Consider the following spec:
require 'bigdecimal'
def total_percent(amounts)
percent_changes = amounts.each_cons(2).map { |a|
(a[1] - a[0]) / a[0] * BigDecimal.new('100.0')
}
(percent_changes.map { |pc| BigDecimal.new('1') + pc / BigDecimal.new('100') }.inject(BigDecimal.new('1'), :*) - BigDecimal.new('1')) * BigDecimal.new('100')
end
describe 'total_percent' do
specify {
values = [10000.0, 10100.0, 10200.0, 10000.0].map { |v|
BigDecimal.new(v.to_s)
}
total_percent(values).class.should == BigDecimal
total_percent(values).should == BigDecimal.new('0.0')
}
end
The method total_percent
calculates the total difference of a list of values in percent. Please ignore the algorithm itself (the same result can be achieved by looking at the first and last values only).
The spec fails because the result of the calculation is not equal to 0.0
. The question is where is it losing precision.

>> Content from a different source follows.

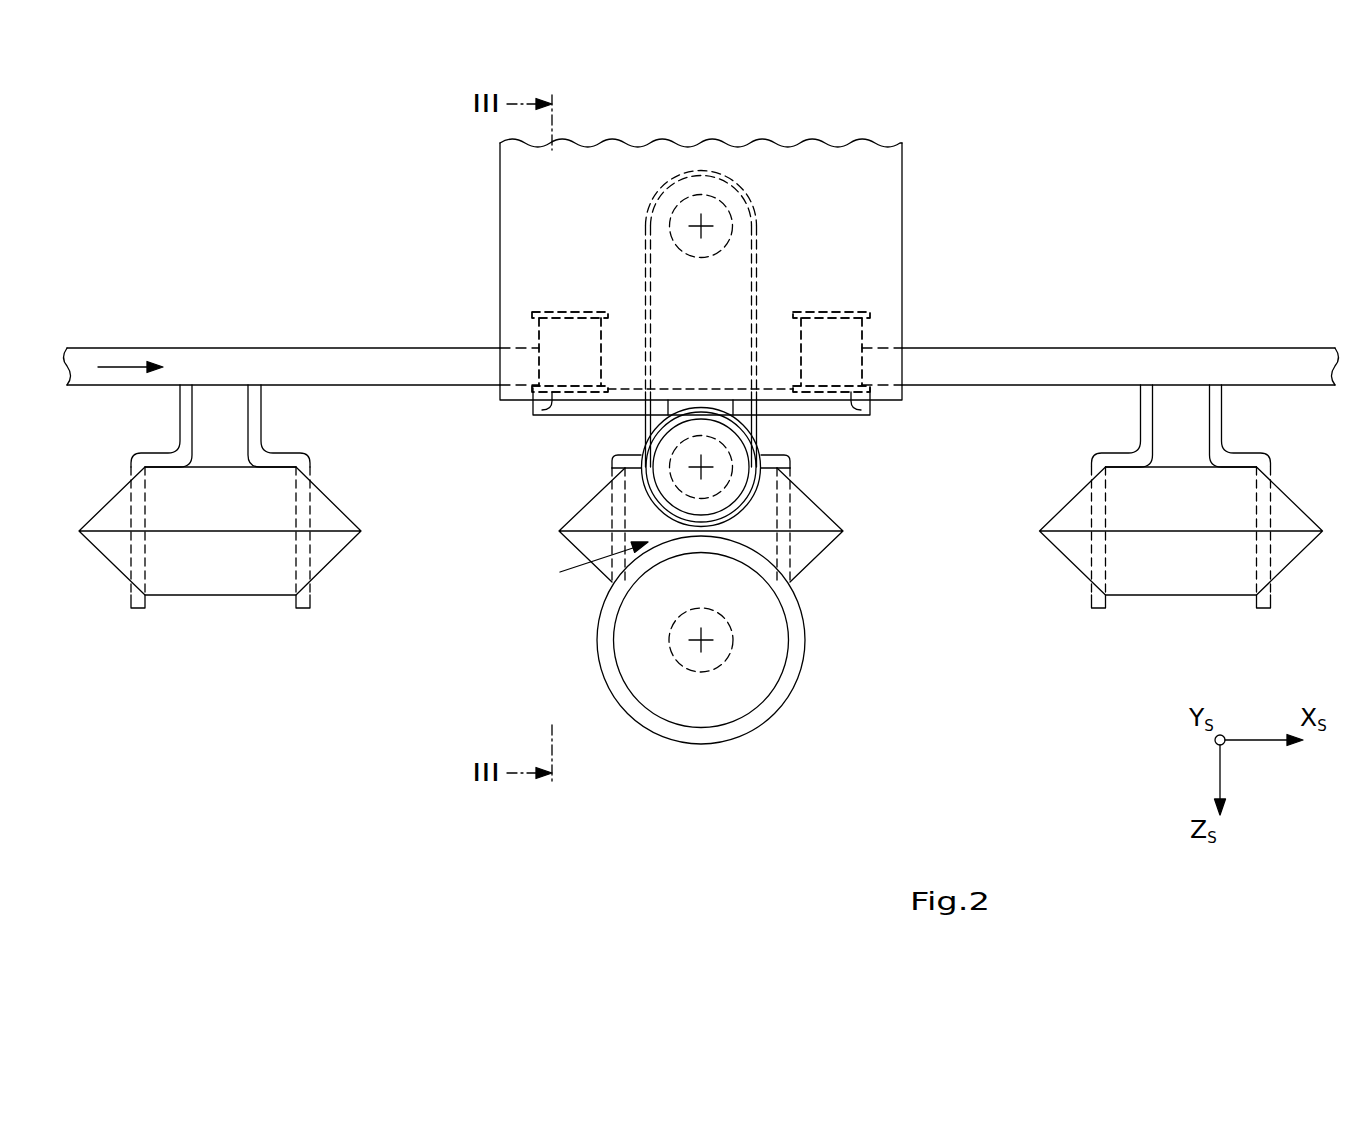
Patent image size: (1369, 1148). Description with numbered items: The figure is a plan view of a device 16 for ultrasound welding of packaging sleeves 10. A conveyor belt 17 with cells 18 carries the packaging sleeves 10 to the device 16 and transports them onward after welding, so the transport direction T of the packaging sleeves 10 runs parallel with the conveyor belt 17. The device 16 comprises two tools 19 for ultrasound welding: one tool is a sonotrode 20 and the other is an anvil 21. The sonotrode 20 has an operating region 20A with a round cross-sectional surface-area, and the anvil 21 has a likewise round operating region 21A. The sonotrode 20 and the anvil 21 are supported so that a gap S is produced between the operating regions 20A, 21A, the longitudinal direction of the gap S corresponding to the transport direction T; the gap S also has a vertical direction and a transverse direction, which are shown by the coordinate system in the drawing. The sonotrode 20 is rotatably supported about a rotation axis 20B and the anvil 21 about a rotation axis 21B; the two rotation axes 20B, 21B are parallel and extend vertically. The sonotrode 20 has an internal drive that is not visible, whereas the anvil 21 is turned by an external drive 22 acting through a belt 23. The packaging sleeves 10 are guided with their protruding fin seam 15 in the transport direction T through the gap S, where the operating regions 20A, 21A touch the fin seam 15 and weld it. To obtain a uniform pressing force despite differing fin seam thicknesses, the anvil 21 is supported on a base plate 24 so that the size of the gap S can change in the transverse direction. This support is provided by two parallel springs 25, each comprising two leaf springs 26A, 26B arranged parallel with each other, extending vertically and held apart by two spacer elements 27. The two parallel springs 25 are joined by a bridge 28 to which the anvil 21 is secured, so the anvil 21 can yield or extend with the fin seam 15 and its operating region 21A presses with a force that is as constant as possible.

Edit: Using JRuby 1.6.5 on OS X 10.7.2.
It's not that it's losing precision, it's that some of the divisions aren't representable by a BigDecimal
.
The question is why does JRuby swallow/define-away the exception it should be throwing when you 100.0/10200.0 etc. JRuby may define a rounding mode, or its operators may wrap themselves in a catch of the ArithmeticException
generated by the same calculation (without a rounding mode) in Java (appended below).
Try setting your own rounding mode, or do an acceptable-delta comparison (I forget the term).
The exception
java.lang.ArithmeticException: Non-terminating decimal expansion;
no exact representable decimal result.